# KVM Bridge funktioniert nur in eine Richtung

## nanos

Hallo zusammen,

ich habe mal wieder ein Problem auf einem KVM Host.

Am Guest läuft ein WinXP und ich kann ihn auch von überall anpingen.

Vom Guest selbst komme ich maximal auf den Host.

Erst wenn ich vom Server XY einen Ping auf den Guest laufen lasse dann funktioniert auch der Ping vom Guest auf den Server XY.

Leider vergisst er anscheinend diese Route nach einiger Zeit.

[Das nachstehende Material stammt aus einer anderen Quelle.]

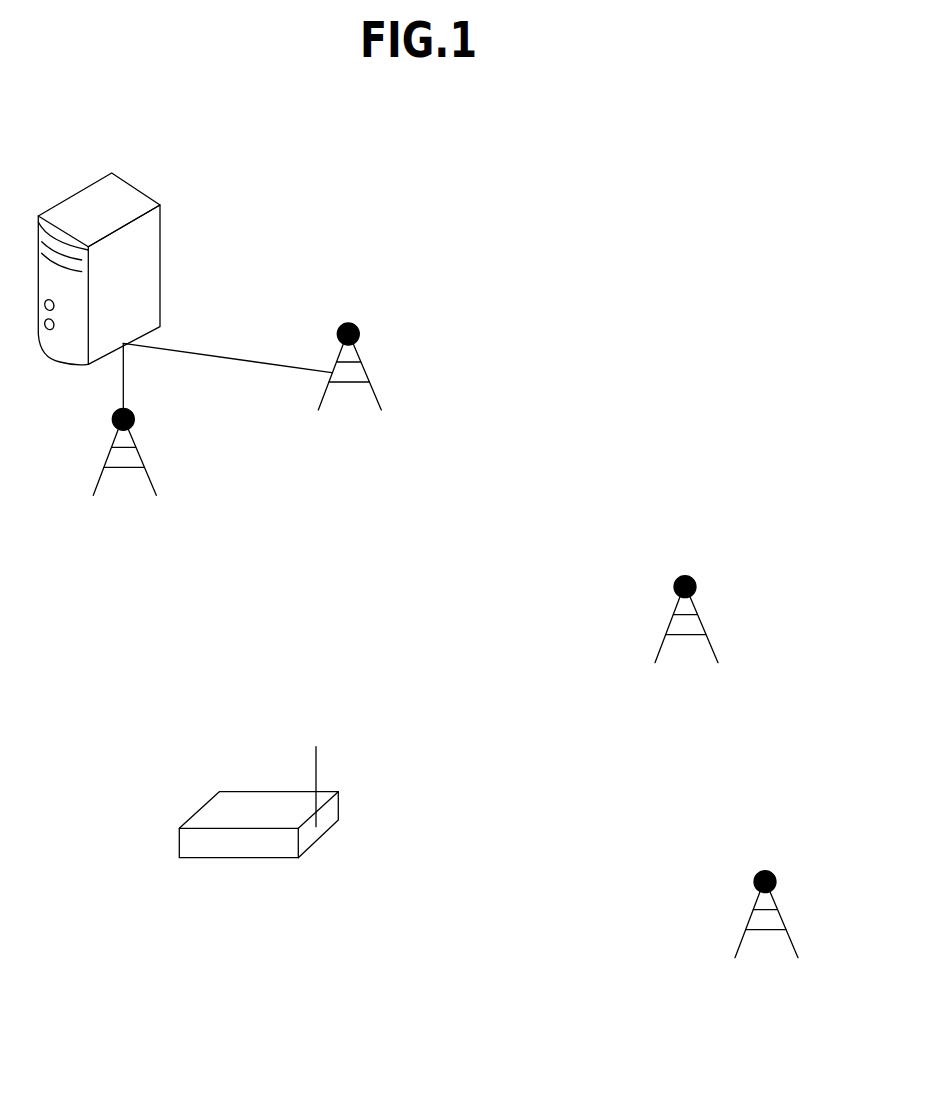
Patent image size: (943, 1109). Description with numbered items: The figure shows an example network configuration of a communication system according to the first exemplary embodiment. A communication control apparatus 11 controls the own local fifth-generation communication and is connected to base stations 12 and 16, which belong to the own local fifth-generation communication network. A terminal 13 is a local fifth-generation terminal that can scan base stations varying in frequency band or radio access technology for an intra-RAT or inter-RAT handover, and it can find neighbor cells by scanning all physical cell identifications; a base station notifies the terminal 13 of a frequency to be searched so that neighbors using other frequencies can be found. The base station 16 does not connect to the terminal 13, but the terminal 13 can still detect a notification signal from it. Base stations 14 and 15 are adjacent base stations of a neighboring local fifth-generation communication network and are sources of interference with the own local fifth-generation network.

The communication control apparatus 11 is at (160, 267).
The base station 12 is at (143, 457).
The terminal 13 is at (245, 858).
The base station 14 is at (782, 918).
The base station 15 is at (705, 622).
The base station 16 is at (367, 368).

Weiß jemand wo hier das Problem liegt?

Am Guest sieht die Config so aus:

```
IP_Adresse: 192.168.44.85

Subnetzmaske: 255.255.255.0

Standardgateway: 192.168.44.89

DNS-Server: 192.168.44.13

```

Hier noch die Config vom Host:

/etc/conf.d/net:

```
# Bonding

config_eth0=( "null" )

config_eth1=( "null" )

slaves_bond0="eth0 eth1"

RC_NEED_bond0="net.eth0 net.eth1"

# Bridge

config_bond0=( "null" )

bridge_vnet0="bond0"

brctl_vnet0=( "setfd 0" "sethelo 1"  "stp off" )

RC_NEED_vnet0="net.bond0"

config_vnet0=( "192.168.44.89 netmask 255.255.255.0 brd 192.168.44.255" )

routes_vnet0=( "default via 192.168.44.2" )

dns_domain_vnet0="mynet.local"

dns_servers_vnet0="192.168.44.13 213.33.99.70"

```

----------